А что же и оставалось Андрею, как не держаться за Машку. Раз доверился ему, теперь никуда не денешься. Без него не то что в Ленинград или в Среднюю Азию, вообще отсюда не уехать. Разве что в колонию. То есть только в колонию.
Когда стемнело, Машка решил сходить на разведку. Андрею он велел сидеть тихо и ждать.
У входа на водокачку на скамейке сидел мужик. Он курил. У Машки аж скулы свело от зависти. Эх, была не была, сказал он себе. Мужик, скорее всего, сторож здесь, ему до фонаря беспризорники. У него свое дело— охранять водокачку от диверсантов. На нем была телогрейка, подпоясанная командирским ремнем, на котором болталась кобура.
Машка подошел к нему.
— Чего надо? — спросил сторож равнодушно.
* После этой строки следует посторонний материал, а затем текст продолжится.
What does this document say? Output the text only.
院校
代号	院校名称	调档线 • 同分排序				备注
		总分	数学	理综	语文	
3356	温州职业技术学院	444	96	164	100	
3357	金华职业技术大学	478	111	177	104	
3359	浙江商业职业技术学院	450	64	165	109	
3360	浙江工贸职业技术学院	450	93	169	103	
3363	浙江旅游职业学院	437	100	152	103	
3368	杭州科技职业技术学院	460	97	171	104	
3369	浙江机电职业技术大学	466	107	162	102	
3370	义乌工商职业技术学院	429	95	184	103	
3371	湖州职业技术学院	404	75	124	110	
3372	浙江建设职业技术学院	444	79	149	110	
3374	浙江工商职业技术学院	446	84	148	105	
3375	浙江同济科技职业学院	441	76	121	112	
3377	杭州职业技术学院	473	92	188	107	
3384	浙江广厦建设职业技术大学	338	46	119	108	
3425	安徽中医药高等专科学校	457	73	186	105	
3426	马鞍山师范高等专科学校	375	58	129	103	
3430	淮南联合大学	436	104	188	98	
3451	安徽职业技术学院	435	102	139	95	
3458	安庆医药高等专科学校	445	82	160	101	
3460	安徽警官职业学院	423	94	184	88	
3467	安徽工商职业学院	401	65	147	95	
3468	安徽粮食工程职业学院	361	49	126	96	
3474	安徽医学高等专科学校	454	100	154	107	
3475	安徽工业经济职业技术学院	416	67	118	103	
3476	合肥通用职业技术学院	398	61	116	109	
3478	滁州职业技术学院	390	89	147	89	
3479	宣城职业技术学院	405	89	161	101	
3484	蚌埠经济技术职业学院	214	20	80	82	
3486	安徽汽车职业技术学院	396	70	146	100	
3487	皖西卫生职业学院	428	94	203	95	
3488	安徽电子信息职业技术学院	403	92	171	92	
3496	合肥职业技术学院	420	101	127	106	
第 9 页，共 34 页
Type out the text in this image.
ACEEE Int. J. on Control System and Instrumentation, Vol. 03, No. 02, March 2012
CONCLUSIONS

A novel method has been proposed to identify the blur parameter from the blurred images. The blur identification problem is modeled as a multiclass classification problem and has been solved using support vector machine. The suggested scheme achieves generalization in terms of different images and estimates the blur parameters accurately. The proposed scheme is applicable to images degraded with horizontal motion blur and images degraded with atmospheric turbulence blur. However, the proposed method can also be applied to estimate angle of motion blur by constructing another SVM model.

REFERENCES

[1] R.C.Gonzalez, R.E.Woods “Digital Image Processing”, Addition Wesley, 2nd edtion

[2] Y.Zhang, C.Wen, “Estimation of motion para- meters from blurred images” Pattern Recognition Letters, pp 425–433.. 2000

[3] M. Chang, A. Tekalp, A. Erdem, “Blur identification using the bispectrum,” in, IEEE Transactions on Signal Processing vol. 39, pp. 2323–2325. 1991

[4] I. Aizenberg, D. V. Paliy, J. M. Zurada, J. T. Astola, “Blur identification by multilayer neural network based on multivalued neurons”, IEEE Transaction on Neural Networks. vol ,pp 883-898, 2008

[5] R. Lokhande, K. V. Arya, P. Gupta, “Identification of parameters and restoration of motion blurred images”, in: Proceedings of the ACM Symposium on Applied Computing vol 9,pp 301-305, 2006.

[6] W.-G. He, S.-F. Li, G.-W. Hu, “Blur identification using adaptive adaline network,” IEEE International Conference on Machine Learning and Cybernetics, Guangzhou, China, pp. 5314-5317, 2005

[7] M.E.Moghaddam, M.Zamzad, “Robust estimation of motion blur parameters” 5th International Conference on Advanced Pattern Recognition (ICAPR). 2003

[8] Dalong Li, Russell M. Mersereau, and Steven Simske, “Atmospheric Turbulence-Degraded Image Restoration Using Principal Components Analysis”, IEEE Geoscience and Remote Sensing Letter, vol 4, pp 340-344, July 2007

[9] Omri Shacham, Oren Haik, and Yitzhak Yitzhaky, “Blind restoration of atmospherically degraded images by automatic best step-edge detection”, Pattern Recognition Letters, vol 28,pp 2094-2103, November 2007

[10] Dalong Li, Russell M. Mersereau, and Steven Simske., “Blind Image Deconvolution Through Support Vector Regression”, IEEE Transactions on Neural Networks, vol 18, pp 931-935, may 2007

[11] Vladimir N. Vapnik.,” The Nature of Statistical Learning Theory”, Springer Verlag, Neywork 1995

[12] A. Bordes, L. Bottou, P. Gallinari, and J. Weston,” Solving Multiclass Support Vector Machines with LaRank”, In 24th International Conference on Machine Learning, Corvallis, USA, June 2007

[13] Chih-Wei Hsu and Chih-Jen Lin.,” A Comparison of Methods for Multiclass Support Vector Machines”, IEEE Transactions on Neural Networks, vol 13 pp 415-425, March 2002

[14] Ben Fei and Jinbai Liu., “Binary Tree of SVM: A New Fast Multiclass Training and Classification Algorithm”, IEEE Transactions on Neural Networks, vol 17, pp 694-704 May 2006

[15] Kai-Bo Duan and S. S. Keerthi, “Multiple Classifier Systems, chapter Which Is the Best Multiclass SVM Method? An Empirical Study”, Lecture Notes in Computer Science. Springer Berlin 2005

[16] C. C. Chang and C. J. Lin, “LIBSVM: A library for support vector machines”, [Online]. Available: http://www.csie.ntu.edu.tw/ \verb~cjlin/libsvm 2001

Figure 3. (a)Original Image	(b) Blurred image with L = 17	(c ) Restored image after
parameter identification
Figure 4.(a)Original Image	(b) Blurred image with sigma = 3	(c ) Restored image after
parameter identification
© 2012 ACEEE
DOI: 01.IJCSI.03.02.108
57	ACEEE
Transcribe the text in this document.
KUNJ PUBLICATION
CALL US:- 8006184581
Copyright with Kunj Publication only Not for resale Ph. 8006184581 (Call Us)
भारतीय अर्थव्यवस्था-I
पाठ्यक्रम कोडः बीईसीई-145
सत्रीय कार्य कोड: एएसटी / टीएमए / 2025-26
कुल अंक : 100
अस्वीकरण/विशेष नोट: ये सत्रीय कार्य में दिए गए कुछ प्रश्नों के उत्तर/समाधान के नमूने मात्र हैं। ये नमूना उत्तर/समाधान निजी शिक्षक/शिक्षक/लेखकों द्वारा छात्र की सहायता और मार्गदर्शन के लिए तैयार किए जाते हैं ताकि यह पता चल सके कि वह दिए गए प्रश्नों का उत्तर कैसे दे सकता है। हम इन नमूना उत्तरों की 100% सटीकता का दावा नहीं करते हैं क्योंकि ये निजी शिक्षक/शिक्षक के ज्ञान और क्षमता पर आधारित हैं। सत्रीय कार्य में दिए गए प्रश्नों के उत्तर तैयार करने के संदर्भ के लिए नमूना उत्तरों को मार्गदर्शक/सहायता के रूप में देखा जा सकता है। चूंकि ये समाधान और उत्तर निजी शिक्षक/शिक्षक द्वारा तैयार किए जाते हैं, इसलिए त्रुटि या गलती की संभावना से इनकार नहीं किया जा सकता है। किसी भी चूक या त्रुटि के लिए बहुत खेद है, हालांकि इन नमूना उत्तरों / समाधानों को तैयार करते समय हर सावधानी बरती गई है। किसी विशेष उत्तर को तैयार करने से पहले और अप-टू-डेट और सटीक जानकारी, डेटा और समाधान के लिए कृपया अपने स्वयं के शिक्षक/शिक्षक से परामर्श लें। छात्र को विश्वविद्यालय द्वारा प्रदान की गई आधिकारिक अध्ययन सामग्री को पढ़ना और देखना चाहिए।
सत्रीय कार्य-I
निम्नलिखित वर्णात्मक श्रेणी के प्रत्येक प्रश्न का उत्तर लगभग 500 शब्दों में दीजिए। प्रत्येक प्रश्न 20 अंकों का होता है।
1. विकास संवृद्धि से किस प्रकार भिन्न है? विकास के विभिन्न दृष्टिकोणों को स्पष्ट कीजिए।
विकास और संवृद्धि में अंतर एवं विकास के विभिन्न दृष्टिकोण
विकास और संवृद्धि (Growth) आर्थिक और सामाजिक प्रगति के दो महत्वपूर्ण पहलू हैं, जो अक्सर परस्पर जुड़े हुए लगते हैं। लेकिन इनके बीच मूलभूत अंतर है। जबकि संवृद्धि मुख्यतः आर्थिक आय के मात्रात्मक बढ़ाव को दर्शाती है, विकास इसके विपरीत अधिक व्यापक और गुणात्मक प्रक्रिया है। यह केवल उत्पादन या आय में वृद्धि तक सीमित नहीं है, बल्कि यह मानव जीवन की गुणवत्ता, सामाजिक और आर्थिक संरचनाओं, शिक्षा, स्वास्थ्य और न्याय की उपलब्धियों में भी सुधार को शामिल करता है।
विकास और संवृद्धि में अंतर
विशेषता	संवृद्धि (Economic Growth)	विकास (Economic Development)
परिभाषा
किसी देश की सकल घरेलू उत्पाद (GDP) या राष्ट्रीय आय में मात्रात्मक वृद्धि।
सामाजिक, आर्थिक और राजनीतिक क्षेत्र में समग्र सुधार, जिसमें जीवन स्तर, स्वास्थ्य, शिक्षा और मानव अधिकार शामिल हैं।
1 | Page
— Дай газетки на завертку и прикурить.
— Газетка нынче дорого стоит. Валяй-ка ты отсюда, здесь для тебя ничего интересного нет.
— Тогда давай махаться, — предложил Машка. Он достал из кармана мешочек с табаком. — Ты мне — газетки и спичек, а я тебе табачку сыпану.
Сторож с некоторой опаской протянул руку, взял мешочек, понюхал.
— Самосад вроде ничего, — заключил он. — Газетка-то найдется, а вот со спичками — оно хужее. Пачка всего у меня неполная. Пополам идет, а?.. Ты мне, значит, половину табачку, а я тебе полпачки спичек и газетки не пожалею.
— Покажь, сколько спичек.
Сторож вытащил из-за пазухи картонную упаковку, раскрыл ее. Там было два «гребешка»[14], один из них начатый.
— Дуришь меня, дед, — сказал Машка. — Черт с тобой, давай мне полную «гребенку» и чиркалку оторви. И гони газету, только не жмотничай.